The i-italy network (www.i-italy.org) has been online for about a year now. As you know, periodically we publish thematic issues on paper. This one is dedicated to Remebrance Day, and it is our contribution to the many initiatives the Italian and Italian/American communities promote in New York to commemorate the liberation of Auschwitz.
We are addressing this particular issue for a variety of reasons.
First of all, as Italians we feel the civic duty to preserve the memory of the Holocaust, to which Italy sadly contributed by passing the Racial Laws in 1938 and fighting the war from the wrong side of history. Several contributors to this magazine underline this aspect of celebrating Remembrance Day from an Italian point of view. And it is particularly important to highlight, as the Consul General of Italy in New York Francesco Talò says in his opening comment, that “Italy does not forget.”
Second, as Italian Americans we are concerned with a topic that seems to have been largely buried in our memory: the historical and contemporary experience of Italian Jews in the United States and of Italian/American Jews. These are “minorities within a minority,” as pointed out in our interview with Anthony Tamburri; and historically they experienced a peculiar clash or overlap of identities—religious, political, and cultural.
Third, as non-Jews we intend to dedicate this special issue of i-Italy to an uncompromising critique of racism, past and present. We are aware that, in our societies, on both sides of the Ocean, anti-Semitism is not dead—neither are other forms of racial intolerance, xenophobia, and ethnic violence.
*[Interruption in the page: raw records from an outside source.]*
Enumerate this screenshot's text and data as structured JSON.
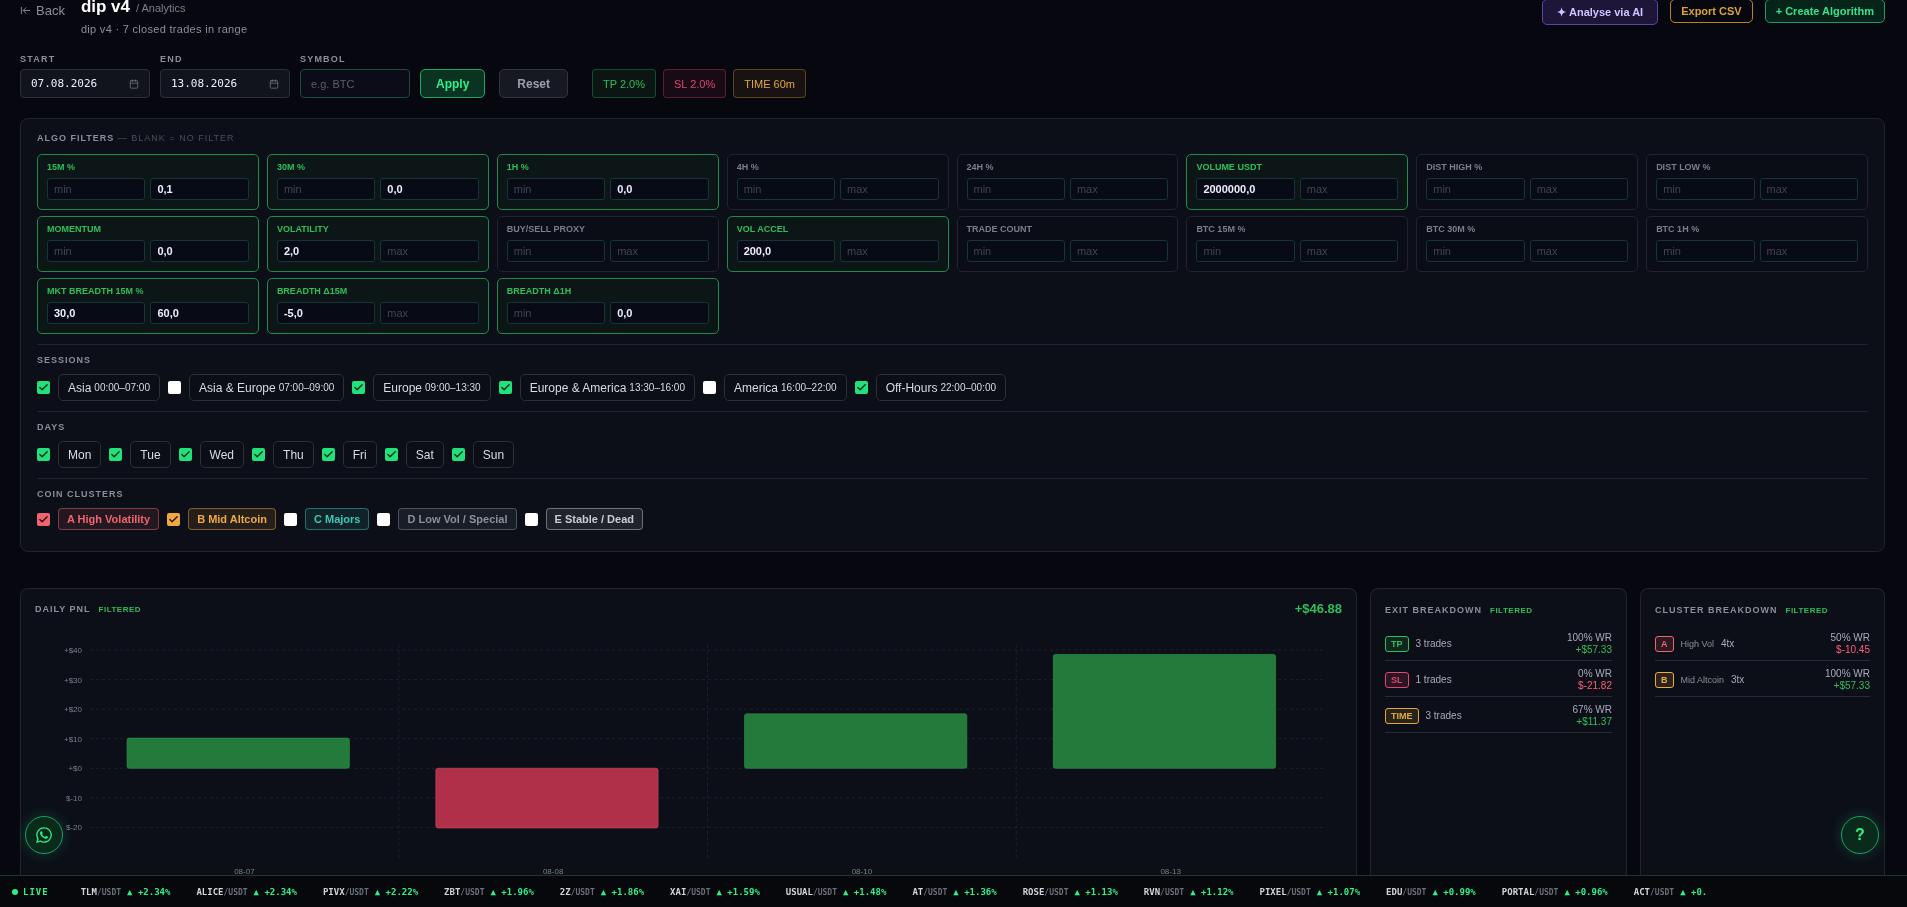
{
  "header": {
    "back": "Back",
    "title": "dip v4",
    "crumb": "/ Analytics",
    "subtitle": "dip v4 · 7 closed trades in range"
  },
  "actions": [
    {
      "label": "✦ Analyse via AI",
      "kind": "ai"
    },
    {
      "label": "Export CSV",
      "kind": "export"
    },
    {
      "label": "+ Create Algorithm",
      "kind": "create"
    }
  ],
  "range": {
    "fields": [
      {
        "label": "START",
        "value": "07.08.2026",
        "kind": "date"
      },
      {
        "label": "END",
        "value": "13.08.2026",
        "kind": "date"
      },
      {
        "label": "SYMBOL",
        "placeholder": "e.g. BTC",
        "kind": "text"
      }
    ],
    "buttons": [
      {
        "label": "Apply",
        "kind": "primary"
      },
      {
        "label": "Reset",
        "kind": "plain"
      }
    ],
    "chips": [
      {
        "label": "TP 2.0%",
        "color": "#2fbf5a"
      },
      {
        "label": "SL 2.0%",
        "color": "#e0456e"
      },
      {
        "label": "TIME 60m",
        "color": "#e0a83a"
      }
    ]
  },
  "filters": {
    "title": "ALGO FILTERS",
    "hint": "— BLANK = NO FILTER",
    "cards": [
      {
        "label": "15M %",
        "active": true,
        "inputs": [
          {
            "placeholder": "min"
          },
          {
            "value": "0,1"
          }
        ]
      },
      {
        "label": "30M %",
        "active": true,
        "inputs": [
          {
            "placeholder": "min"
          },
          {
            "value": "0,0"
          }
        ]
      },
      {
        "label": "1H %",
        "active": true,
        "inputs": [
          {
            "placeholder": "min"
          },
          {
            "value": "0,0"
          }
        ]
      },
      {
        "label": "4H %",
        "active": false,
        "inputs": [
          {
            "placeholder": "min"
          },
          {
            "placeholder": "max"
          }
        ]
      },
      {
        "label": "24H %",
        "active": false,
        "inputs": [
          {
            "placeholder": "min"
          },
          {
            "placeholder": "max"
          }
        ]
      },
      {
        "label": "VOLUME USDT",
        "active": true,
        "inputs": [
          {
            "value": "2000000,0"
          },
          {
            "placeholder": "max"
          }
        ]
      },
      {
        "label": "DIST HIGH %",
        "active": false,
        "inputs": [
          {
            "placeholder": "min"
          },
          {
            "placeholder": "max"
          }
        ]
      },
      {
        "label": "DIST LOW %",
        "active": false,
        "inputs": [
          {
            "placeholder": "min"
          },
          {
            "placeholder": "max"
          }
        ]
      },
      {
        "label": "MOMENTUM",
        "active": true,
        "inputs": [
          {
            "placeholder": "min"
          },
          {
            "value": "0,0"
          }
        ]
      },
      {
        "label": "VOLATILITY",
        "active": true,
        "inputs": [
          {
            "value": "2,0"
          },
          {
            "placeholder": "max"
          }
        ]
      },
      {
        "label": "BUY/SELL PROXY",
        "active": false,
        "inputs": [
          {
            "placeholder": "min"
          },
          {
            "placeholder": "max"
          }
        ]
      },
      {
        "label": "VOL ACCEL",
        "active": true,
        "inputs": [
          {
            "value": "200,0"
          },
          {
            "placeholder": "max"
          }
        ]
      },
      {
        "label": "TRADE COUNT",
        "active": false,
        "inputs": [
          {
            "placeholder": "min"
          },
          {
            "placeholder": "max"
          }
        ]
      },
      {
        "label": "BTC 15M %",
        "active": false,
        "inputs": [
          {
            "placeholder": "min"
          },
          {
            "placeholder": "max"
          }
        ]
      },
      {
        "label": "BTC 30M %",
        "active": false,
        "inputs": [
          {
            "placeholder": "min"
          },
          {
            "placeholder": "max"
          }
        ]
      },
      {
        "label": "BTC 1H %",
        "active": false,
        "inputs": [
          {
            "placeholder": "min"
          },
          {
            "placeholder": "max"
          }
        ]
      },
      {
        "label": "MKT BREADTH 15M %",
        "active": true,
        "inputs": [
          {
            "value": "30,0"
          },
          {
            "value": "60,0"
          }
        ]
      },
      {
        "label": "BREADTH Δ15M",
        "active": true,
        "inputs": [
          {
            "value": "-5,0"
          },
          {
            "placeholder": "max"
          }
        ]
      },
      {
        "label": "BREADTH Δ1H",
        "active": true,
        "inputs": [
          {
            "placeholder": "min"
          },
          {
            "value": "0,0"
          }
        ]
      }
    ],
    "sessions": {
      "title": "SESSIONS",
      "items": [
        {
          "name": "Asia",
          "time": "00:00–07:00",
          "checked": true
        },
        {
          "name": "Asia & Europe",
          "time": "07:00–09:00",
          "checked": false
        },
        {
          "name": "Europe",
          "time": "09:00–13:30",
          "checked": true
        },
        {
          "name": "Europe & America",
          "time": "13:30–16:00",
          "checked": true
        },
        {
          "name": "America",
          "time": "16:00–22:00",
          "checked": false
        },
        {
          "name": "Off-Hours",
          "time": "22:00–00:00",
          "checked": true
        }
      ]
    },
    "days": {
      "title": "DAYS",
      "items": [
        {
          "label": "Mon",
          "checked": true
        },
        {
          "label": "Tue",
          "checked": true
        },
        {
          "label": "Wed",
          "checked": true
        },
        {
          "label": "Thu",
          "checked": true
        },
        {
          "label": "Fri",
          "checked": true
        },
        {
          "label": "Sat",
          "checked": true
        },
        {
          "label": "Sun",
          "checked": true
        }
      ]
    },
    "clusters": {
      "title": "COIN CLUSTERS",
      "items": [
        {
          "label": "A High Volatility",
          "checked": true,
          "color": "#f06470"
        },
        {
          "label": "B Mid Altcoin",
          "checked": true,
          "color": "#f0a840"
        },
        {
          "label": "C Majors",
          "checked": false,
          "color": "#3cc8b4"
        },
        {
          "label": "D Low Vol / Special",
          "checked": false,
          "color": "#8a8f99"
        },
        {
          "label": "E Stable / Dead",
          "checked": false,
          "color": "#c8ccd4"
        }
      ]
    }
  },
  "daily_pnl": {
    "badge": "FILTERED",
    "total": "+$46.88",
    "chart_data": {
      "type": "bar",
      "title": "DAILY PNL",
      "categories": [
        "08-07",
        "08-08",
        "08-10",
        "08-13"
      ],
      "values": [
        10.2,
        -20.2,
        18.4,
        38.5
      ],
      "ylim": [
        -30,
        40
      ],
      "grid": true,
      "yticks": [
        {
          "value": 40,
          "label": "+$40"
        },
        {
          "value": 30,
          "label": "+$30"
        },
        {
          "value": 20,
          "label": "+$20"
        },
        {
          "value": 10,
          "label": "+$10"
        },
        {
          "value": 0,
          "label": "+$0"
        },
        {
          "value": -10,
          "label": "$-10"
        },
        {
          "value": -20,
          "label": "$-20"
        }
      ]
    }
  },
  "exit_breakdown": {
    "title": "EXIT BREAKDOWN",
    "badge": "FILTERED",
    "rows": [
      {
        "tag": "TP",
        "color": "#2fbf5a",
        "trades": "3 trades",
        "wr": "100% WR",
        "pnl": "+$57.33",
        "kind": "gain"
      },
      {
        "tag": "SL",
        "color": "#e0456e",
        "trades": "1 trades",
        "wr": "0% WR",
        "pnl": "$-21.82",
        "kind": "loss"
      },
      {
        "tag": "TIME",
        "color": "#e0a83a",
        "trades": "3 trades",
        "wr": "67% WR",
        "pnl": "+$11.37",
        "kind": "gain"
      }
    ]
  },
  "cluster_breakdown": {
    "title": "CLUSTER BREAKDOWN",
    "badge": "FILTERED",
    "rows": [
      {
        "tag": "A",
        "color": "#f06470",
        "name": "High Vol",
        "count": "4tx",
        "wr": "50% WR",
        "pnl": "$-10.45",
        "kind": "loss"
      },
      {
        "tag": "B",
        "color": "#f0a840",
        "name": "Mid Altcoin",
        "count": "3tx",
        "wr": "100% WR",
        "pnl": "+$57.33",
        "kind": "gain"
      }
    ]
  },
  "help_button": "?",
  "ticker": {
    "live": "LIVE",
    "items": [
      {
        "symbol": "TLM",
        "quote": "/USDT",
        "change": "▲ +2.34%"
      },
      {
        "symbol": "ALICE",
        "quote": "/USDT",
        "change": "▲ +2.34%"
      },
      {
        "symbol": "PIVX",
        "quote": "/USDT",
        "change": "▲ +2.22%"
      },
      {
        "symbol": "ZBT",
        "quote": "/USDT",
        "change": "▲ +1.96%"
      },
      {
        "symbol": "2Z",
        "quote": "/USDT",
        "change": "▲ +1.86%"
      },
      {
        "symbol": "XAI",
        "quote": "/USDT",
        "change": "▲ +1.59%"
      },
      {
        "symbol": "USUAL",
        "quote": "/USDT",
        "change": "▲ +1.48%"
      },
      {
        "symbol": "AT",
        "quote": "/USDT",
        "change": "▲ +1.36%"
      },
      {
        "symbol": "ROSE",
        "quote": "/USDT",
        "change": "▲ +1.13%"
      },
      {
        "symbol": "RVN",
        "quote": "/USDT",
        "change": "▲ +1.12%"
      },
      {
        "symbol": "PIXEL",
        "quote": "/USDT",
        "change": "▲ +1.07%"
      },
      {
        "symbol": "EDU",
        "quote": "/USDT",
        "change": "▲ +0.99%"
      },
      {
        "symbol": "PORTAL",
        "quote": "/USDT",
        "change": "▲ +0.96%"
      },
      {
        "symbol": "ACT",
        "quote": "/USDT",
        "change": "▲ +0."
      }
    ]
  }
}
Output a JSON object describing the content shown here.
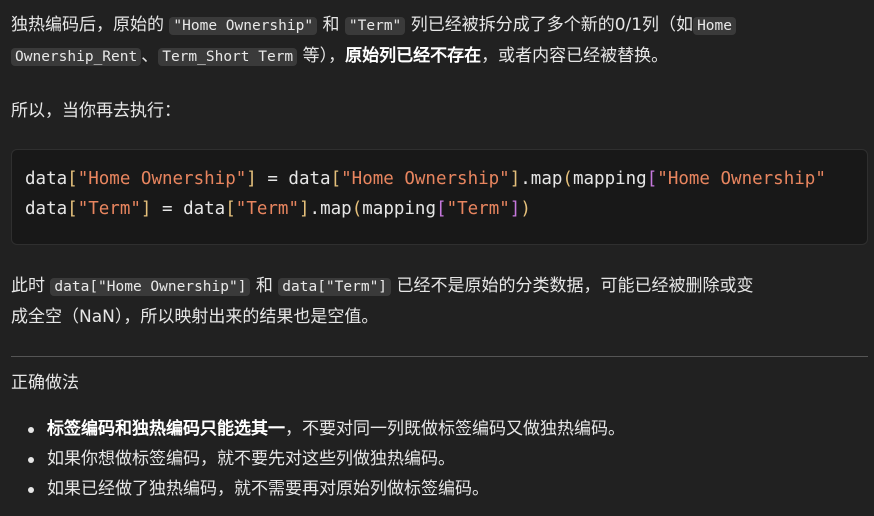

Though most of them only pale in comparison to the Holocaust, they are a heinous offense to our civilization. One can only quote Amos Luzzatto in this regard, when he writes in his article that we should realize that “we are all, in fact, minorities.”
Last but not least, as Americans we cannot overlook the coincidence between the celebration of this year’s Remembrance Day and the inauguration of the first African/American president of the United States. These pages, and the online multimedia section you will find on our website, are also a tribute to a major symbolic achievement in the struggle against racism in the world.